Empty the Trash (a housekeeping tip from mom)
The "organize a zone" tips I see from FlyLady's newsletter and Susan C Pinsky's "organizing systems" book both include a major double-header tip:
- Empty your trash can before it's full
- Start your task with an empty trash can
Cleaning the house #
Before you start to clean a zone, get an empty trash can!
If you already have a can with a significant amount of trash, then empty that trash can into the dumpster. Then add the new bin liner.
If you have trash bagged up near the trash can, empty it into the dumpster.
Flush your buffers #
For workers, project managers, and delivery managers:
Regularly check on tasks that are "in review / ready to ship". If you're prepared to ship a task, then do it! (with a feature flag, probably).

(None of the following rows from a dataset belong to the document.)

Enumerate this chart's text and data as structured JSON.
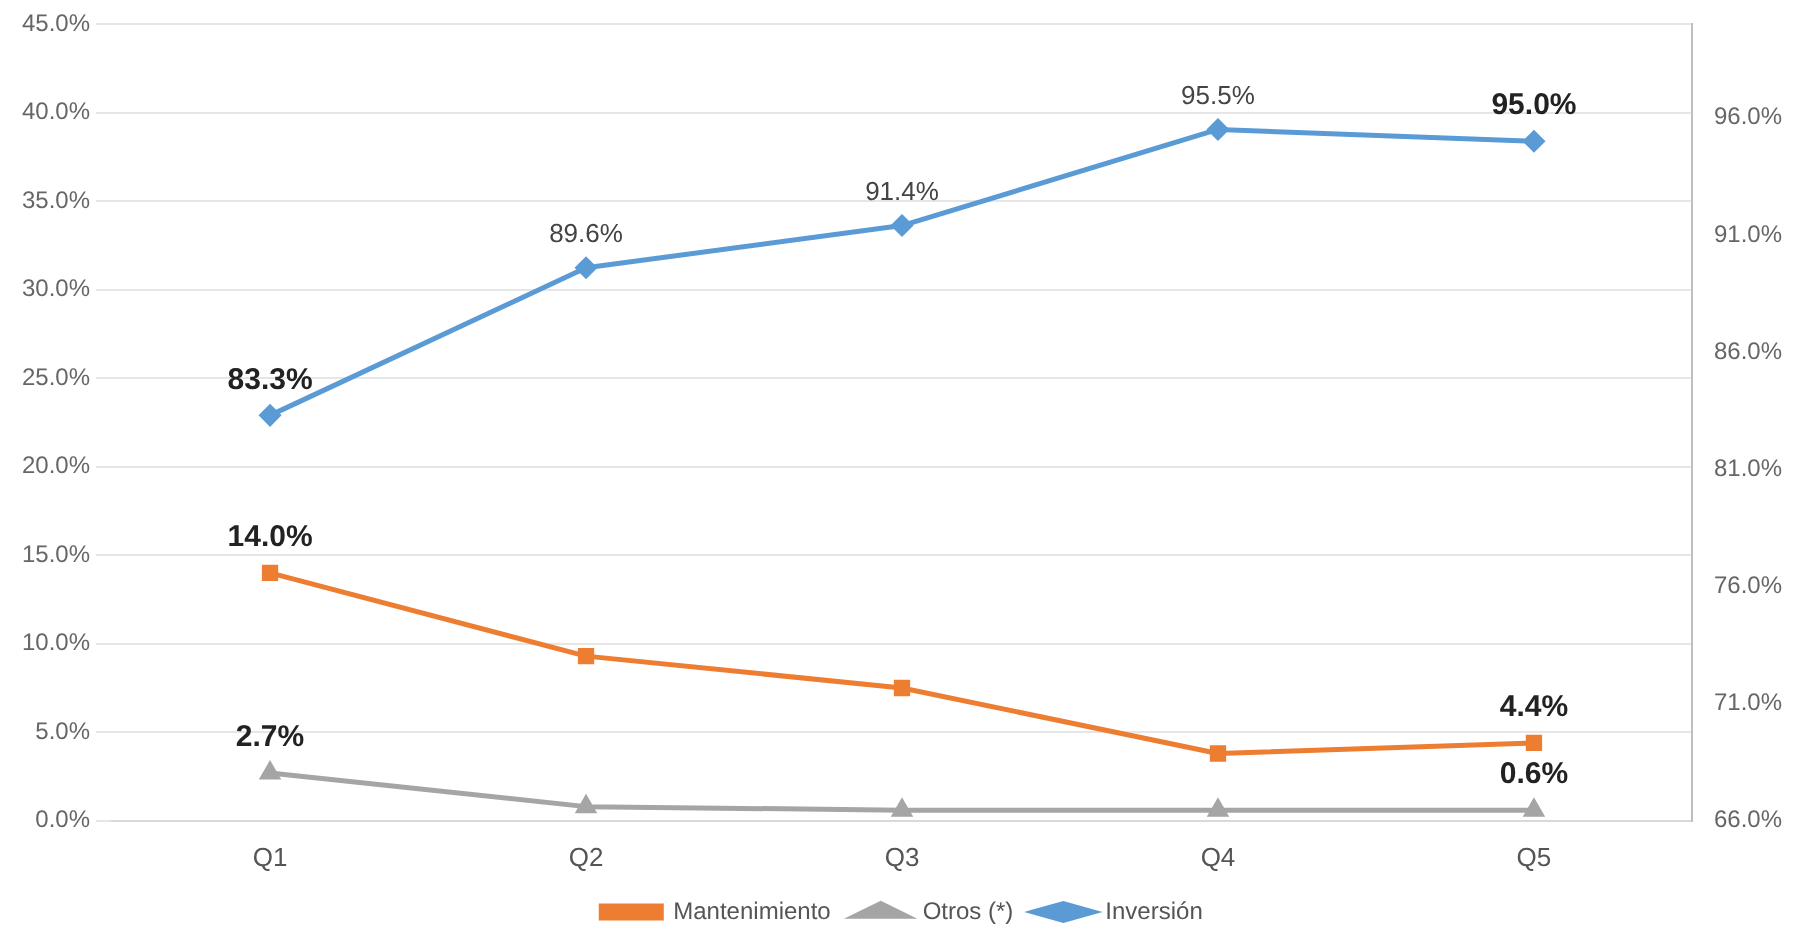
{
  "chart_data": {
    "type": "line",
    "categories": [
      "Q1",
      "Q2",
      "Q3",
      "Q4",
      "Q5"
    ],
    "series": [
      {
        "name": "Mantenimiento",
        "color": "#ed7d31",
        "marker": "square",
        "values": [
          14.0,
          9.3,
          7.5,
          3.8,
          4.4
        ],
        "value_labels": [
          "14.0%",
          null,
          null,
          null,
          "4.4%"
        ]
      },
      {
        "name": "Otros (*)",
        "color": "#a5a5a5",
        "marker": "triangle",
        "values": [
          2.7,
          0.8,
          0.6,
          0.6,
          0.6
        ],
        "value_labels": [
          "2.7%",
          null,
          null,
          null,
          "0.6%"
        ]
      },
      {
        "name": "Inversión",
        "color": "#5b9bd5",
        "axis": "y2",
        "marker": "diamond",
        "values": [
          83.3,
          89.6,
          91.4,
          95.5,
          95.0
        ],
        "value_labels": [
          "83.3%",
          "89.6%",
          "91.4%",
          "95.5%",
          "95.0%"
        ]
      }
    ],
    "ylim": [
      0,
      45
    ],
    "yticks": [
      {
        "value": 0,
        "label": "0.0%"
      },
      {
        "value": 5,
        "label": "5.0%"
      },
      {
        "value": 10,
        "label": "10.0%"
      },
      {
        "value": 15,
        "label": "15.0%"
      },
      {
        "value": 20,
        "label": "20.0%"
      },
      {
        "value": 25,
        "label": "25.0%"
      },
      {
        "value": 30,
        "label": "30.0%"
      },
      {
        "value": 35,
        "label": "35.0%"
      },
      {
        "value": 40,
        "label": "40.0%"
      },
      {
        "value": 45,
        "label": "45.0%"
      }
    ],
    "y2lim": [
      66,
      100
    ],
    "y2ticks": [
      {
        "value": 66,
        "label": "66.0%"
      },
      {
        "value": 71,
        "label": "71.0%"
      },
      {
        "value": 76,
        "label": "76.0%"
      },
      {
        "value": 81,
        "label": "81.0%"
      },
      {
        "value": 86,
        "label": "86.0%"
      },
      {
        "value": 91,
        "label": "91.0%"
      },
      {
        "value": 96,
        "label": "96.0%"
      }
    ],
    "grid": "y",
    "legend": "bottom"
  }
}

If a task is ready to ship but the shipper isn't ready, then schedule time for a shipper as soon as feasible.
For buffering systems in production: are there enough tasks in the outbound queue, that it's cheap enough to be worth sending them? are there so many tasks in the outbound queue that it's expensive or hazardous to keep them, and we should throw alerts or, start purging?
What even is trash? #
Trash is really "things we're done with". Same tactics (but different names) go for "tasks which are ready to ship". (TODO: a different punchy name for "work done" rather than "refuse (noun)".)
Management--including product managers, engineering managers, quality assurance, engineering tech leads, and everyone's internal sense of quality--is responsible for defining and communicating a rubric to determine "this thing is trash."